We also have evidence for what the
pediment, the sculpture in the pediment looked like.
And I want to turn to that now.
This is a, a relief that dates to a slightly later period,
that purports to represent the pediment of the temple of Mars Ultor.
And I show it to you here.
And we can tell it from this exactly what the
sculptural display was all about in the pediment of this temple.
You see here in the center not surprisingly, Mars Ultor himself.
Mars Ultor depicted with a bare chest.
Next to him, to his left, to his right excuse me, to
our left, we see a figure of a woman, this is Venus.
And Venus as you can see has a something on her left shoulder, it is a cupid.
So Venus with cupid.
Venus the consort of Mars.
And then over here a personification, that we believe depicts Fortuna.

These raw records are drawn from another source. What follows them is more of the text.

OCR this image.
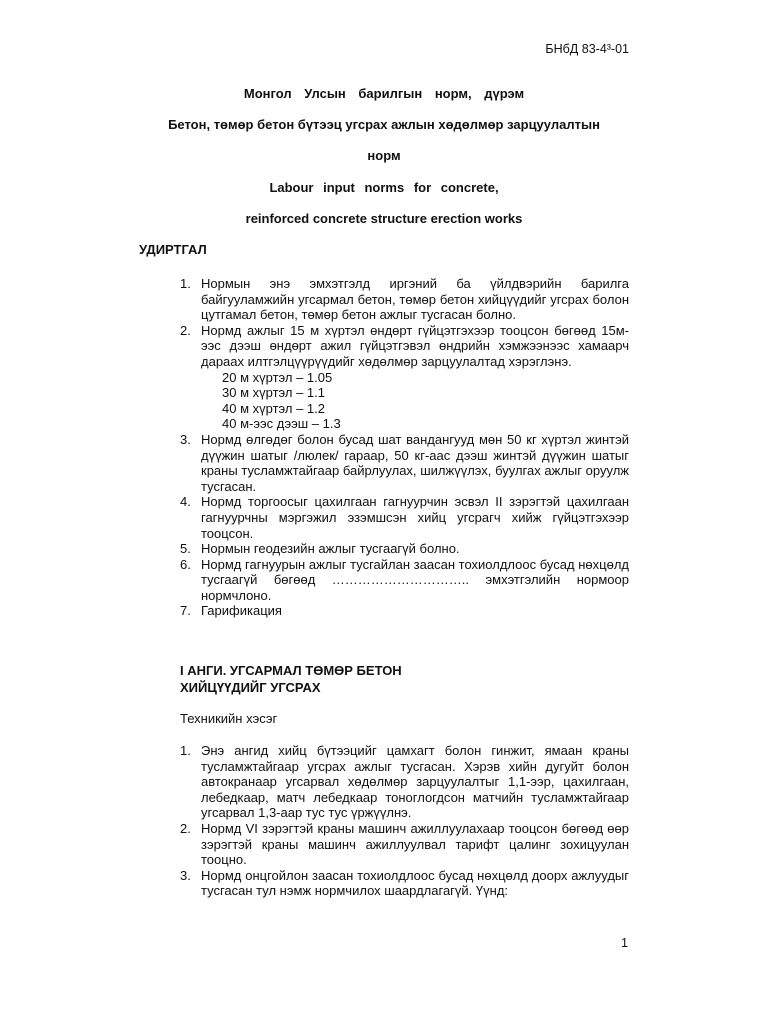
БНбД 83-4³-01
Монгол Улсын барилгын норм, дүрэм
Бетон, төмөр бетон бүтээц угсрах ажлын хөдөлмөр зарцуулалтын
норм
Labour input norms for concrete,
reinforced concrete structure erection works
УДИРТГАЛ
1. Нормын энэ эмхэтгэлд иргэний ба үйлдвэрийн барилга байгууламжийн угсармал бетон, төмөр бетон хийцүүдийг угсрах болон цутгамал бетон, төмөр бетон ажлыг тусгасан болно.
2. Нормд ажлыг 15 м хүртэл өндөрт гүйцэтгэхээр тооцсон бөгөөд 15м-ээс дээш өндөрт ажил гүйцэтгэвэл өндрийн хэмжээнээс хамаарч дараах илтгэлцүүрүүдийг хөдөлмөр зарцуулалтад хэрэглэнэ.
20 м хүртэл – 1.05
30 м хүртэл – 1.1
40 м хүртэл – 1.2
40 м-ээс дээш – 1.3
3. Нормд өлгөдөг болон бусад шат вандангууд мөн 50 кг хүртэл жинтэй дүүжин шатыг /люлек/ гараар, 50 кг-аас дээш жинтэй дүүжин шатыг краны тусламжтайгаар байрлуулах, шилжүүлэх, буулгах ажлыг оруулж тусгасан.
4. Нормд торгоосыг цахилгаан гагнуурчин эсвэл II зэрэгтэй цахилгаан гагнуурчны мэргэжил эзэмшсэн хийц угсрагч хийж гүйцэтгэхээр тооцсон.
5. Нормын геодезийн ажлыг тусгаагүй болно.
6. Нормд гагнуурын ажлыг тусгайлан заасан тохиолдлоос бусад нөхцөлд тусгаагүй бөгөөд ………………………….. эмхэтгэлийн нормоор нормчлоно.
7. Гарификация
I АНГИ. УГСАРМАЛ ТӨМӨР БЕТОН
ХИЙЦҮҮДИЙГ УГСРАХ
Техникийн хэсэг
1. Энэ ангид хийц бүтээцийг цамхагт болон гинжит, ямаан краны тусламжтайгаар угсрах ажлыг тусгасан. Хэрэв хийн дугуйт болон автокранаар угсарвал хөдөлмөр зарцуулалтыг 1,1-ээр, цахилгаан, лебедкаар, матч лебедкаар тоноглогдсон матчийн тусламжтайгаар угсарвал 1,3-аар тус тус үржүүлнэ.
2. Нормд VI зэрэгтэй краны машинч ажиллуулахаар тооцсон бөгөөд өөр зэрэгтэй краны машинч ажиллуулвал тарифт цалинг зохицуулан тооцно.
3. Нормд онцгойлон заасан тохиолдлоос бусад нөхцөлд доорх ажлуудыг тусгасан тул нэмж нормчилох шаардлагагүй. Үүнд:
1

Fortuna, the goddess of Fortune, who brought
fortune to Augustus in his battle.
And then over here, a seated figure of Roma, with her arms and armor.
Keep this figure in your mind, because I'm
going to show you another seated Roma very soon.
And then over here a reclining figure of the Tiber river.
The Tiber on, the river on which Rome was built.
Over here a seated figure we believe is Romulus, the founder
of Rome on the Palatine hill.
And over here a reclining personification of the Palatine.
So most important that the building honored of course Mars
Ultor, and that Mars Ultor was depicted in the pediment.
There was also a cult statue inside the temple of Mars.
And we believe we know what that looked like as well because we believe
we have a copy of it in a relief from Algiers that is still
preserved that depicts Mars in the center.
This Mars Ultor again and this time the warlike Mars Ultor
because you can see he's wearing his breastplate and his helmet.
His consort, Venus, is once again by his side.
Venus is leaning on a pedestal.
She's very seductive.
Her, her drapery is falling off her shoulder,
as you can see, as she looks toward Mars.
And then Cupid down here,
offering her a sword in a sheath, probably Mars' own sword.
And then over here, a figure that's very controversial, a youthful looking figure
with a bare chest, and you can see a full cap of hair.
And we think that he is actually the divinized Julius Caesar, very botoxed
compared to what is rejuvenated, compared to what he looked like in that green
diabase portrait that I showed you before. A very youthful divine Caesar,
which shows you what happens to people in Roman times, when they were divinized.
They were able to shed, a fair number of years
and were depicted in much younger versions in their divinized state.
So, this probably, a reflection, as you can see the figures stand on bases.
And figures that stand on bases in Roman relief
sculpture are usually meant to be statues.
And we believe that this is again, a rendition of what
that triple set of statues would have looked like inside the temple.
To return to the plan quickly, just
to make the point that the sculptural program,
we're concerned here primarily with architecture, but the
sculptural program was very complicated, but very interesting.
And the figures were very carefully aligned with
one another to get the message across.
So as you looked at the temple, you would
have seen Mars Ultor in the center of the pediment.
If you were allowed to walk into the temple, which usually only the priests
could do, you would see the cult statue with Mars Ultor in center there.
There was an equestrian statue that was put up of Augustus in two BC when he
was given the title Pater Patriae, The Father, of his country.
And then all along the colonnades are there would
have been statuary, including an image of, of, Aeneus
on the side, Romulus on this side and the
so called Sumi Weary the great man of Rome.
Both Augustus's colleagues and also his rivals in their portraits on either side.
A kind of giant picture gallery, a giant portrait gallery of,
of, of the, of Rome, of the great men of Rome, of the greatest
men of Rome, namely Augustus himself, and of his ancestry,
both divine and mythological, via Aeneas and also Venus.